Recommendations. While an understanding of the biology of IBD is essential to finding a cure to these diseases, rigorous scientific research should also focus on improving the lives of people living with IBD as well as identifying the underlying environmental and dietary factors which may contribute to disease pathogenesis and exacerbation. While research is needed on natural and dietary therapies, it should follow the same principles of scientific rigour expected of other researches. There is a need for more health services research on optimal models of care for IBD patients, and treatment algorithms. Research is required on the most effective training/mentoring programs for young IBD nurses and the best way to provide peer support for IBD patients in healthcare facilities. Capacity building of young researchers in IBD should be supported to ensure the highest likelihood future advancement.

8. Summary of Recommendations

Participants in this Patient and Healthcare Professional Summit recommended efforts to increase awareness of IBD, its complications, and the barriers faced by patients with IBD in daily life. In addition, the challenges facing patients when interacting with the health system should be identified and addressed. These could include, but are not limited to, bathroom access while hospitalized, structured transition programs for adolescents, specialist dieticians, and access to skilled experts to help navigate the health system. Healthcare providers should be more open to discussing personalized treatment plans for patients with IBD, including dietary and alternative therapies, and greater emphasis should be placed on research investigating their role. While curing IBD should remain a priority in IBD research, funding agencies should also encourage the investigation of clinical, health services, and population health research to discover the cause of the diseases, better therapies, and improved health system structures. Capacity building should remain a priority to ensure the skills of the next generation of IBD researchers and healthcare providers.

Conflict of Interests

The Summit described in this paper was support by an unrestricted grant from Takeda Canada Inc. Judith Bray served as a paid consultant and mediator during the Summit. Geoffrey C. Nguyen and Eric I. Benchimol serve on the Editorial Board of the Canadian Journal of Gastroenterology and Hepatology. Geoffrey C. Nguyen has served on advisory boards for AbbVie.

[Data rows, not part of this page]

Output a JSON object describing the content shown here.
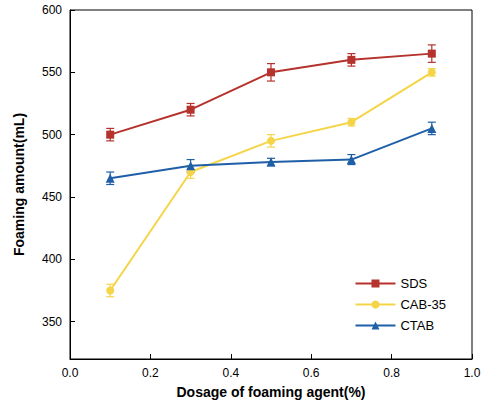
{
  "chart_data": {
    "type": "line",
    "x_label": "Dosage of foaming agent(%)",
    "y_label": "Foaming amount(mL)",
    "x": [
      0.1,
      0.3,
      0.5,
      0.7,
      0.9
    ],
    "xlim": [
      0,
      1
    ],
    "xticks": [
      {
        "value": 0,
        "label": "0.0"
      },
      0.2,
      0.4,
      0.6,
      0.8,
      {
        "value": 1,
        "label": "1.0"
      }
    ],
    "ylim": [
      320,
      600
    ],
    "yticks": [
      350,
      400,
      450,
      500,
      550,
      600
    ],
    "grid": false,
    "legend": "lower right",
    "series": [
      {
        "name": "SDS",
        "color": "#b5322d",
        "marker": "square",
        "values": [
          500,
          520,
          550,
          560,
          565
        ],
        "errors": [
          5,
          5,
          7,
          5,
          7
        ]
      },
      {
        "name": "CAB-35",
        "color": "#f5d547",
        "marker": "circle",
        "values": [
          375,
          470,
          495,
          510,
          550
        ],
        "errors": [
          5,
          5,
          5,
          3,
          3
        ]
      },
      {
        "name": "CTAB",
        "color": "#1f5fa8",
        "marker": "triangle",
        "values": [
          465,
          475,
          478,
          480,
          505
        ],
        "errors": [
          5,
          5,
          3,
          4,
          5
        ]
      }
    ]
  }
}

Anthony R. Otley has received research and/or educational grant support from Janssen, AbbVie, Optimer, Astellas, Shire, and Nestle. He served on advisory boards for Janssen and AbbVie. Joan Heatherington and Jennifer Stretton have served as consultants and invited speakers for Janssen Inc., Takeda Canada Inc., AbbVie, and Shire Canada Inc.

Acknowledgments

Crohn’s and Colitis Canada would like to thank the Summit participants for their time and valuable input, which will guide the development of new programs and products to support all Canadians living with IBD. Geoffrey C. Nguyen is a recipient of New Investigator Awards from Crohn’s and Colitis Canada, Canadian Institutes of Health Research (CIHR), and the Canadian Association of Gastroenterology (CAG). Eric I. Benchimol is supported by a New Investigator Award from Crohn’s and Colitis Canada, CIHR, and CAG.